При виде Дугласа он покраснел (впрочем, он всегда краснел при встречах со своими знакомыми), словно попался с поличным. В ответ на сердечное приветствие молодого человека он пробормотал:
— D'you do?.. [4] Я очень хорошо, очень хорошо… Да… А вы?
Он посмотрел направо, налево, как будто собирался удрать. Дуглас спросил его, как поживает Сибила.
— Прекрасно… прекрасно… То есть нет, у неё, представьте себе, корь.
Дуглас невольно подумал: «Так ей и надо!» — и вспомнил себя тринадцатилетним мальчишкой: он лежит в кровати, а Сибила стоит в дверях его комнаты и, встряхивая белокурыми кудрями, с брезгливой гримаской смотрит на его красное, покрытое сыпью лицо. Им обоим было тогда по тринадцати лет.
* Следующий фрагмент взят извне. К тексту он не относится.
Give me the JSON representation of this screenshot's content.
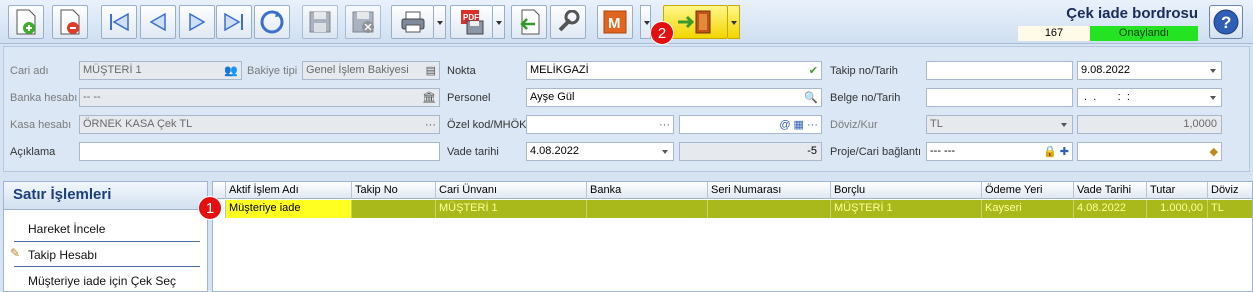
{
  "toolbar": {
    "buttons": [
      "new-document",
      "delete-document",
      "first",
      "previous",
      "next",
      "last",
      "refresh",
      "save",
      "cancel",
      "print",
      "pdf-export",
      "import",
      "tools",
      "module-m",
      "transfer"
    ],
    "accent": "#f5e61a"
  },
  "document": {
    "title": "Çek iade bordrosu",
    "number": "167",
    "status": "Onaylandı",
    "status_color": "#23e323"
  },
  "annotations": {
    "badge_1": "1",
    "badge_2": "2"
  },
  "form": {
    "cari_adi": {
      "label": "Cari adı",
      "value": "MÜŞTERİ 1"
    },
    "bakiye_tipi": {
      "label": "Bakiye tipi",
      "value": "Genel İşlem Bakiyesi"
    },
    "banka_hesabi": {
      "label": "Banka hesabı",
      "value": "-- --"
    },
    "kasa_hesabi": {
      "label": "Kasa hesabı",
      "value": "ÖRNEK KASA Çek TL"
    },
    "aciklama": {
      "label": "Açıklama",
      "value": ""
    },
    "nokta": {
      "label": "Nokta",
      "value": "MELİKGAZİ"
    },
    "personel": {
      "label": "Personel",
      "value": "Ayşe Gül"
    },
    "ozel_kod": {
      "label": "Özel kod/MHÖK",
      "value": "",
      "value2": ""
    },
    "vade_tarihi": {
      "label": "Vade tarihi",
      "value": "4.08.2022",
      "days": "-5"
    },
    "takip_no": {
      "label": "Takip no/Tarih",
      "value": "",
      "date": "9.08.2022"
    },
    "belge_no": {
      "label": "Belge no/Tarih",
      "value": "",
      "date": " .  .       :  :"
    },
    "doviz_kur": {
      "label": "Döviz/Kur",
      "currency": "TL",
      "rate": "1,0000"
    },
    "proje": {
      "label": "Proje/Cari bağlantı",
      "value": "--- ---",
      "value2": ""
    }
  },
  "side_panel": {
    "title": "Satır İşlemleri",
    "items": [
      "Hareket İncele",
      "Takip Hesabı",
      "Müşteriye iade için Çek Seç"
    ]
  },
  "grid": {
    "columns": [
      "Aktif İşlem Adı",
      "Takip No",
      "Cari Ünvanı",
      "Banka",
      "Seri Numarası",
      "Borçlu",
      "Ödeme Yeri",
      "Vade Tarihi",
      "Tutar",
      "Döviz"
    ],
    "rows": [
      [
        "Müşteriye iade",
        "",
        "MÜŞTERİ 1",
        "",
        "",
        "MÜŞTERİ 1",
        "Kayseri",
        "4.08.2022",
        "1.000,00",
        "TL"
      ]
    ]
  }
}
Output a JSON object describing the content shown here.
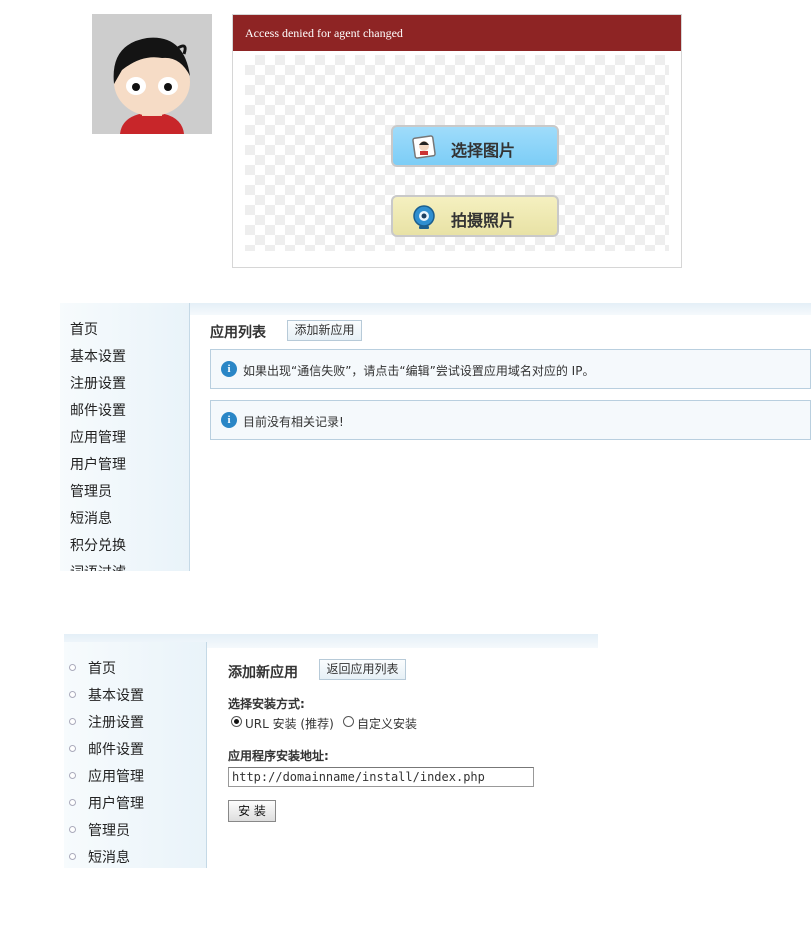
{
  "upload_widget": {
    "header_text": "Access denied for agent changed",
    "select_image_label": "选择图片",
    "take_photo_label": "拍摄照片"
  },
  "app_list_panel": {
    "nav_items": [
      "首页",
      "基本设置",
      "注册设置",
      "邮件设置",
      "应用管理",
      "用户管理",
      "管理员",
      "短消息",
      "积分兑换",
      "词语过滤"
    ],
    "title": "应用列表",
    "add_button_label": "添加新应用",
    "notice_text": "如果出现“通信失败”，请点击“编辑”尝试设置应用域名对应的 IP。",
    "empty_text": "目前没有相关记录!"
  },
  "add_app_panel": {
    "nav_items": [
      "首页",
      "基本设置",
      "注册设置",
      "邮件设置",
      "应用管理",
      "用户管理",
      "管理员",
      "短消息"
    ],
    "title": "添加新应用",
    "back_button_label": "返回应用列表",
    "install_method_label": "选择安装方式:",
    "radio_url_label": "URL 安装 (推荐)",
    "radio_custom_label": "自定义安装",
    "install_url_label": "应用程序安装地址:",
    "install_url_value": "http://domainname/install/index.php",
    "install_button_label": "安 装"
  },
  "colors": {
    "header_red": "#8e2424",
    "select_button": "#8fd5fa",
    "camera_button": "#efe9b4",
    "info_icon": "#2a86c6"
  }
}
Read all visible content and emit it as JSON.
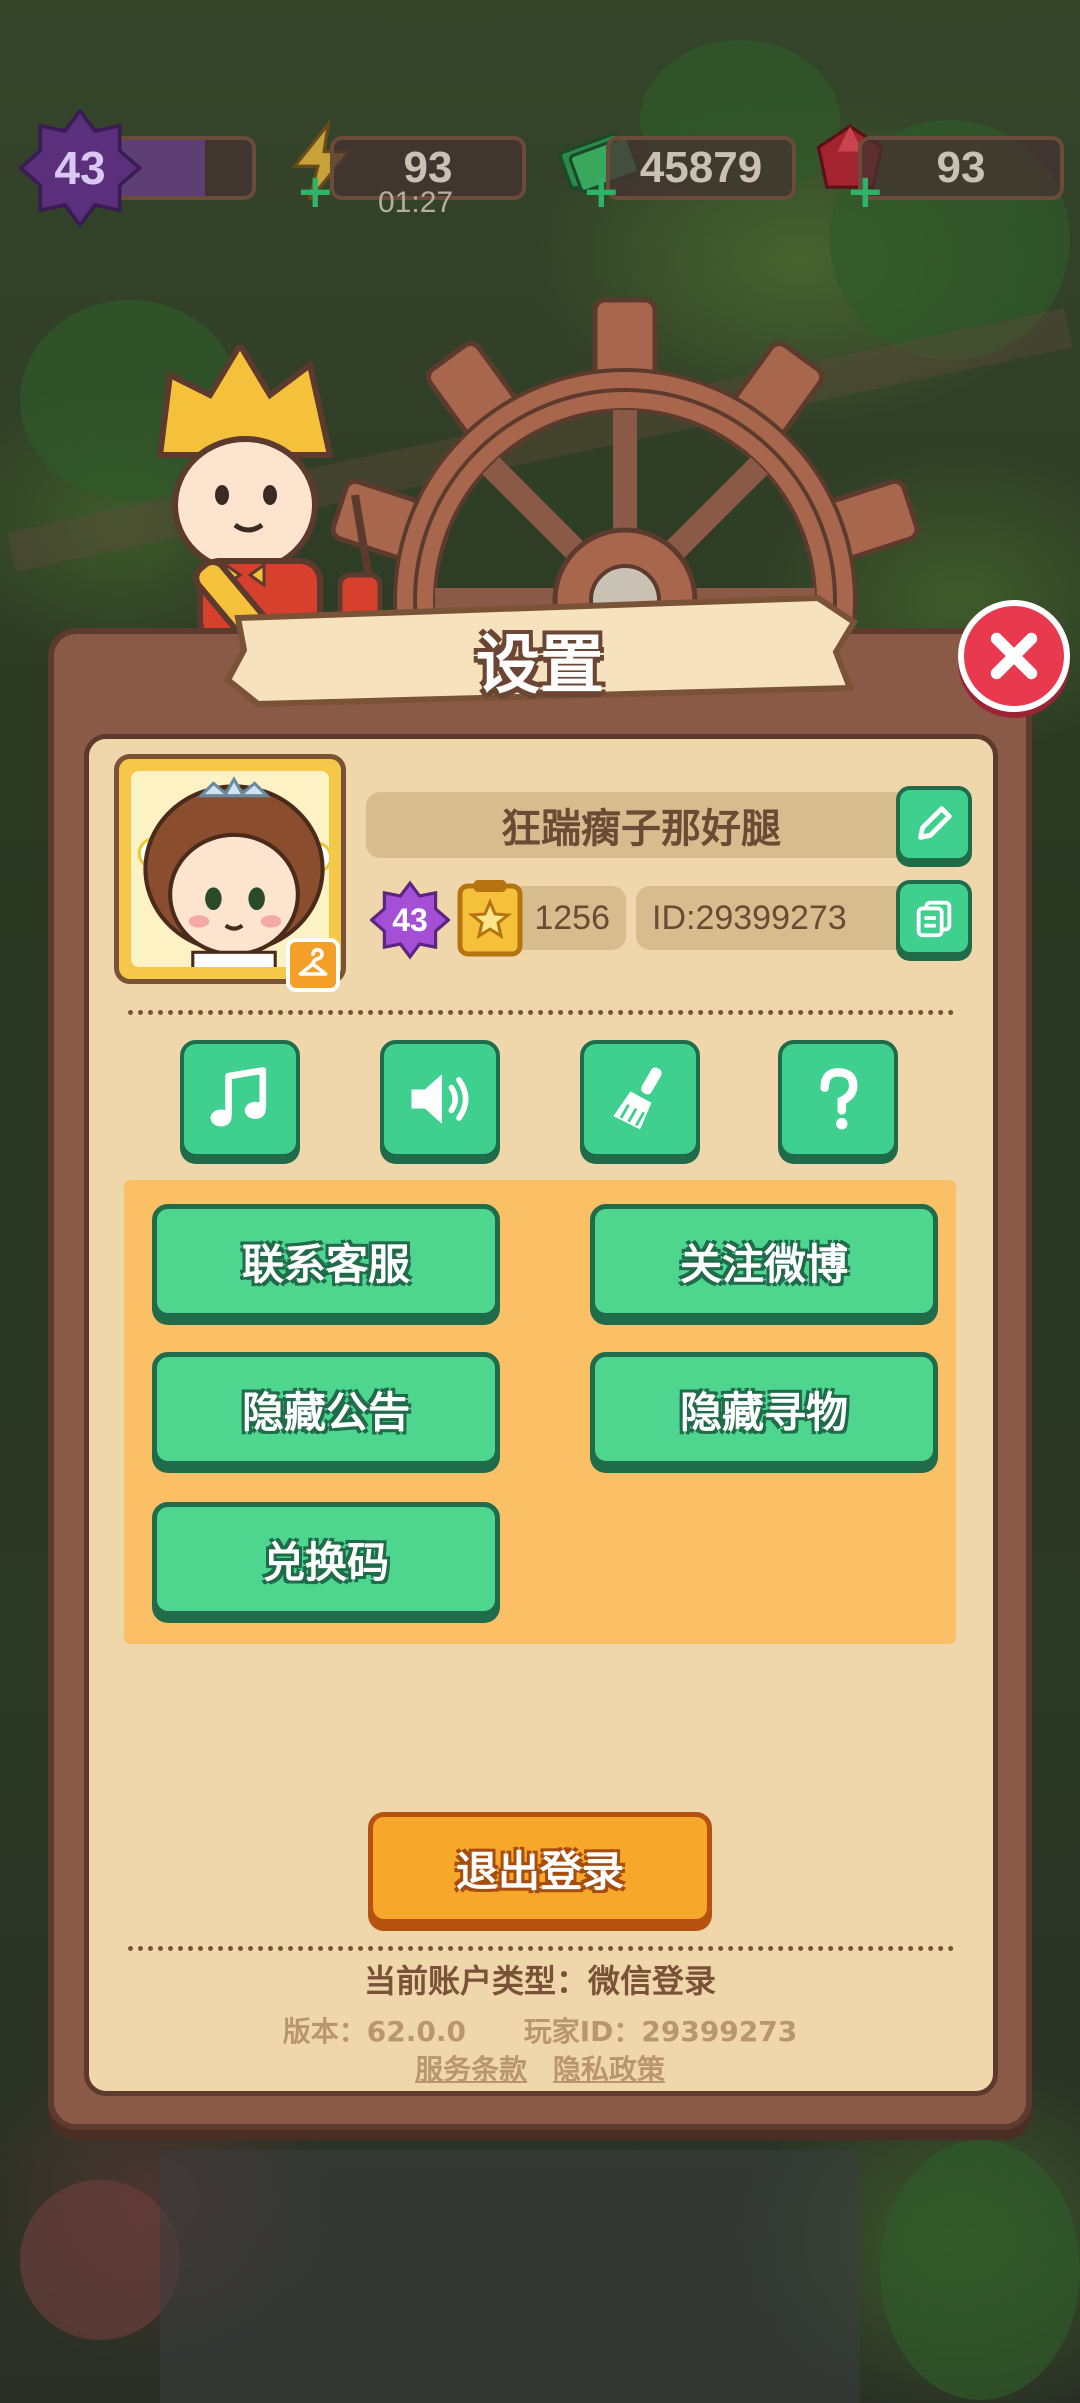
{
  "hud": {
    "level": "43",
    "energy": "93",
    "energy_timer": "01:27",
    "cash": "45879",
    "gems": "93"
  },
  "dialog": {
    "title": "设置"
  },
  "profile": {
    "name": "狂踹瘸子那好腿",
    "level": "43",
    "medals": "1256",
    "id_label": "ID:29399273"
  },
  "icon_buttons": [
    "music-icon",
    "speaker-icon",
    "broom-icon",
    "help-icon"
  ],
  "actions": {
    "contact_support": "联系客服",
    "follow_weibo": "关注微博",
    "hide_notice": "隐藏公告",
    "hide_search": "隐藏寻物",
    "redeem_code": "兑换码"
  },
  "logout": "退出登录",
  "footer": {
    "account_type": "当前账户类型：微信登录",
    "version": "版本：62.0.0",
    "player_id": "玩家ID：29399273",
    "terms": "服务条款",
    "privacy": "隐私政策"
  },
  "colors": {
    "panel_brown": "#8b5a47",
    "panel_cream": "#efd7ab",
    "button_green": "#4ed68e",
    "orange_area": "#fbbf66",
    "logout_orange": "#f7a72a",
    "close_red": "#e8394e"
  }
}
Но Дуглас до сих пор не мог простить ей этого выражения бессердечной гадливости.
4
Как вы поживаете?.. (англ.)
В двадцать лет Сибила вышла замуж за Грима, которому было уже пятьдесят. Конечно, все сразу же обвинили её в продажности, а его — в развращённости и сластолюбии. Но когда стало известно, что они вместе отправились в Трансвааль с экспедицией, искавшей следы африкантропа, и весьма успешно участвовали в раскопках, злые языки умолкли. Неоспоримым, по общему мнению, оставалось лишь то, что своим замужеством она разбила сердца многих прекрасных молодых людей, и в первую очередь этого милого юноши, Дугласа Темплмора.